The hard chalk lies immediately beneath the soft chalk. In this stratum there are no flint nodules. “ Its beds,” according to Mr. Farey, “ increase in hardness, until near the bottom where a whitish freestone is dug, at Totternboe in Bedfordshire, and at numerous other places; that brought from Ryegate and other quarries, of this stratum, south of London, is used as a fire-stone.”[1]

It has been generally supposed that these two strata of chalk are of one formation: but not only the absence of the flints, but the characters of their fossils prove them to be of distinct formations. No fossils indeed are marked by more decidedly peculiar characters than those of this stratum; since hardly a single fossil has been found in it, which has been met with in the soft chalk, or any other stratum.

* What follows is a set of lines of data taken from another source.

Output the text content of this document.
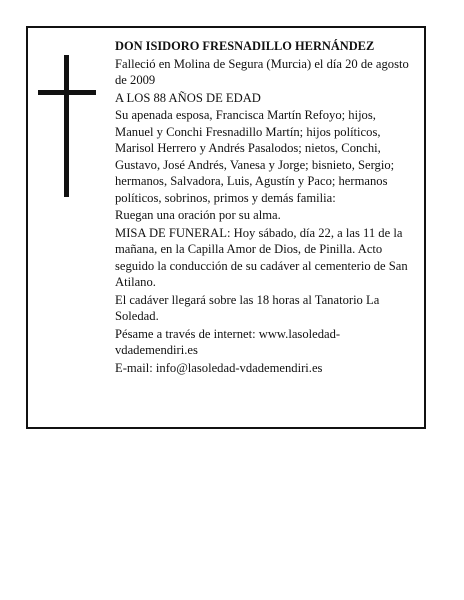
DON ISIDORO FRESNADILLO HERNÁNDEZ

Falleció en Molina de Segura (Murcia) el día 20 de agosto de 2009

A LOS 88 AÑOS DE EDAD

Su apenada esposa, Francisca Martín Refoyo; hijos, Manuel y Conchi Fresnadillo Martín; hijos políticos, Marisol Herrero y Andrés Pasalodos; nietos, Conchi, Gustavo, José Andrés, Vanesa y Jorge; bisnieto, Sergio; hermanos, Salvadora, Luis, Agustín y Paco; hermanos políticos, sobrinos, primos y demás familia:

Ruegan una oración por su alma.

MISA DE FUNERAL: Hoy sábado, día 22, a las 11 de la mañana, en la Capilla Amor de Dios, de Pinilla. Acto seguido la conducción de su cadáver al cementerio de San Atilano.

El cadáver llegará sobre las 18 horas al Tanatorio La Soledad.

Pésame a través de internet: www.lasoledad-vdademendiri.es

E-mail: info@lasoledad-vdademendiri.es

It is in this chalk that the genus Ammonites, is first met with, or, in other words, it appears that the water which formed this stratum was that in which this genus last existed, no traces of it having been seen in the soft chalk or in the other superior strata. The chief, and perhaps the only circular species of this genus which has been found in this stratum, is of a large size, with nodular projections on its sides, towards the back, which is generally flat. This fossil appears to be of a different species from any of those that are found in the subjacent strata.

It is very remarkable that in this stratum, the last in which the genus ammonites is met with, so remarkable a deviation from the original form of the genus should occur, as almost to claim its being considered as the characteristic of another genus. In the fossil here referred to, which possesses all the other characters of ammonites, the spiral coil is disposed in a form rather approaching to that of the oval than the circle.[2]

  1. Report on Derbyshire, &c. p. 112.
  2. Organic Remains, Vol. III. Pl. IX. fig. 6.